Set Description
These QuickNotes give you the most important points to remember for the ESSLCE. They are based on the MoE Grade 9 Mathematics Textbook, Unit 1, Chapter 1.2.
~4 min read- There are four ways to describe a set: verbal, complete listing (roster), partial listing, and set-builder.
- The roster method lists every element inside braces { }.
- The partial listing method uses three dots (…) when there are too many elements to list.
- The set-builder method gives a rule, like {x | x is a natural number less than 11}.
Key Words
- The verbal method describes a set in words (a sentence).
- The roster method (complete listing) lists all elements inside braces { }.
- The partial listing method lists a few elements and uses three dots (…) for the rest.
- The set-builder method writes a rule that the elements must follow.
- The number sets are ℕ (natural numbers) = {1, 2, 3, …}, whole numbers = {0, 1, 2, 3, …}, and ℤ (integers) = {…, -2, -1, 0, 1, 2, …}.
The Four Methods at a Glance
| Method | How it works | Example |
|---|---|---|
| Verbal | Describe the set in words | “the even numbers less than 7” |
| Roster (complete) | List every element in braces | {2, 4, 6} |
| Partial listing | List a few, then use … | {1, 2, 3, …, 99} |
| Set-builder | Write a rule with x | {x | x ∈ ℕ and x < 11} |
Verbal Method (in words)
- The verbal method describes the set with an ordinary sentence. For example, “the set of whole numbers greater than 1 and less than 20”.
Listing Methods
Complete listing (roster)
- You list every element, separated by commas, inside braces { }. For example, the even numbers less than 7 are {2, 4, 6}.
Partial listing
- When a set is too long, or never ends, you list a few elements and use three dots (…). For example, the natural numbers less than 100 are {1, 2, 3, …, 99}, and the whole numbers are {0, 1, 2, 3, …}.
Set-Builder Method (a rule)
- You write a stand-in like x, then a vertical line | (or a colon :), then the rule that x must follow.
- For example, {x | x ∈ ℕ and x < 11} means “all natural numbers less than 11”, which is {1, 2, 3, …, 10}.
- The part before the line is the element. The part after the line is the rule.
Common Mistakes to Avoid
- Do not forget the braces { } when you write a set by listing.

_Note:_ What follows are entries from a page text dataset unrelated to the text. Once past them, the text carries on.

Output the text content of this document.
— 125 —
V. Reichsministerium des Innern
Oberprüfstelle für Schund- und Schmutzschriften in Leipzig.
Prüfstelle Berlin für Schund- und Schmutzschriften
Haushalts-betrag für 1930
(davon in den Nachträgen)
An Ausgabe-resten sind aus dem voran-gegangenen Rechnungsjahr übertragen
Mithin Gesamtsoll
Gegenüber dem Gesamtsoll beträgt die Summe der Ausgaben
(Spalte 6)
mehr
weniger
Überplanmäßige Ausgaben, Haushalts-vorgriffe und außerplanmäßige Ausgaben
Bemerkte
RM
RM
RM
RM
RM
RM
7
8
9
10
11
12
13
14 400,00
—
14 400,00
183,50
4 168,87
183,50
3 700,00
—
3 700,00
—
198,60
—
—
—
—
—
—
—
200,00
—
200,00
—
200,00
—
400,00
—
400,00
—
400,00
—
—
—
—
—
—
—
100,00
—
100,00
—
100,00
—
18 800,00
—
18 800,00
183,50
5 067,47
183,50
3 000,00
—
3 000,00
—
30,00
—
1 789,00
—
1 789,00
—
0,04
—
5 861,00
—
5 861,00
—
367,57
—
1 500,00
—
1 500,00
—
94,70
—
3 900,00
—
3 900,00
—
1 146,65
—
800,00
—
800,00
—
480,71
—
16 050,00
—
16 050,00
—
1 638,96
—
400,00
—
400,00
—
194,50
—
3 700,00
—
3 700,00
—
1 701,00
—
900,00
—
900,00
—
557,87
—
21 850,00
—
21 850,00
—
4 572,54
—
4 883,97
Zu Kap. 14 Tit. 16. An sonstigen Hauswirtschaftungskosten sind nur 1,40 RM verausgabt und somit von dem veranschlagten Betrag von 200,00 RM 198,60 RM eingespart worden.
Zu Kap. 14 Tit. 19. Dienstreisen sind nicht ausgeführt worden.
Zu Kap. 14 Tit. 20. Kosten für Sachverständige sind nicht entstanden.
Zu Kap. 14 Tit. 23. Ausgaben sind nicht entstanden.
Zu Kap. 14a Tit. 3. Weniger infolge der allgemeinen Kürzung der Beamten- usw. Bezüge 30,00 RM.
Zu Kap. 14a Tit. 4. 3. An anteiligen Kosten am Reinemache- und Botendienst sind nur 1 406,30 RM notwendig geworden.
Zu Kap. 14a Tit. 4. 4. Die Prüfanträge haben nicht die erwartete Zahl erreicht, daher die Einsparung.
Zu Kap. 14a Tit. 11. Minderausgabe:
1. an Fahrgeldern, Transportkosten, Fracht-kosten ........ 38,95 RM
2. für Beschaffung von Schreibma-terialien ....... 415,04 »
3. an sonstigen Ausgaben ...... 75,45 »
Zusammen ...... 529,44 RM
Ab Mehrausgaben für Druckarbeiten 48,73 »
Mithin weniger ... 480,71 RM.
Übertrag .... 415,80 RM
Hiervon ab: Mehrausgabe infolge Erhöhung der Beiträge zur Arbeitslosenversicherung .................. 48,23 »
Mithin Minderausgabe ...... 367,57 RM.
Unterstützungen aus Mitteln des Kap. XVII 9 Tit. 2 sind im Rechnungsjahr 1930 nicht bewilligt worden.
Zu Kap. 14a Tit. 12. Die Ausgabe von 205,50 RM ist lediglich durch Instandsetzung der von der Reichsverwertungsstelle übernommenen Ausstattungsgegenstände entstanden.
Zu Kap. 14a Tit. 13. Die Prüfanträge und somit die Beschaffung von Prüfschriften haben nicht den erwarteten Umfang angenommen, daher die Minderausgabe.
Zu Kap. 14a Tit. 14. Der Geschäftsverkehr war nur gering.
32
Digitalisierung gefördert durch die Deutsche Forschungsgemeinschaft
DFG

- Use the three dots (…) only when the next elements are clear from the pattern.
- In set-builder form, do not mix up the element (before the line) with the rule (after the line).
Easy Ways to Remember
- Roster is like a roll-call: you name every element.
- Set-builder is like a recipe: write x, then the rule x must follow.
Quiz
Tap an answer to check it.
1. If M = {x : x is a prime number less than 14}, what is the roster form of M?
The primes less than 14 are 2, 3, 5, 7, 11, 13. The number 1 is not prime, and 14 is neither prime nor less than 14.
2. Which set-builder rule best describes B = {2, 4, 8, 16, 32}?
Each element is a power of 2: 2¹, 2², up to 2⁵. So x = 2ⁿ. The rule “2n” would give 2, 4, 6, 8, 10, and “multiple of 2” is too broad.
3. The natural numbers that are divisible by 3 and less than or equal to 30, in roster form, are:
List the multiples of 3 from 3 up to 30. We include 30 because it is less than or equal to 30, and we leave out 0 because it is not a natural number.
Remember: A set can be described in words, by listing its elements in braces { }, or by a rule in set-builder form like {x | x ∈ ℕ and x < 11}.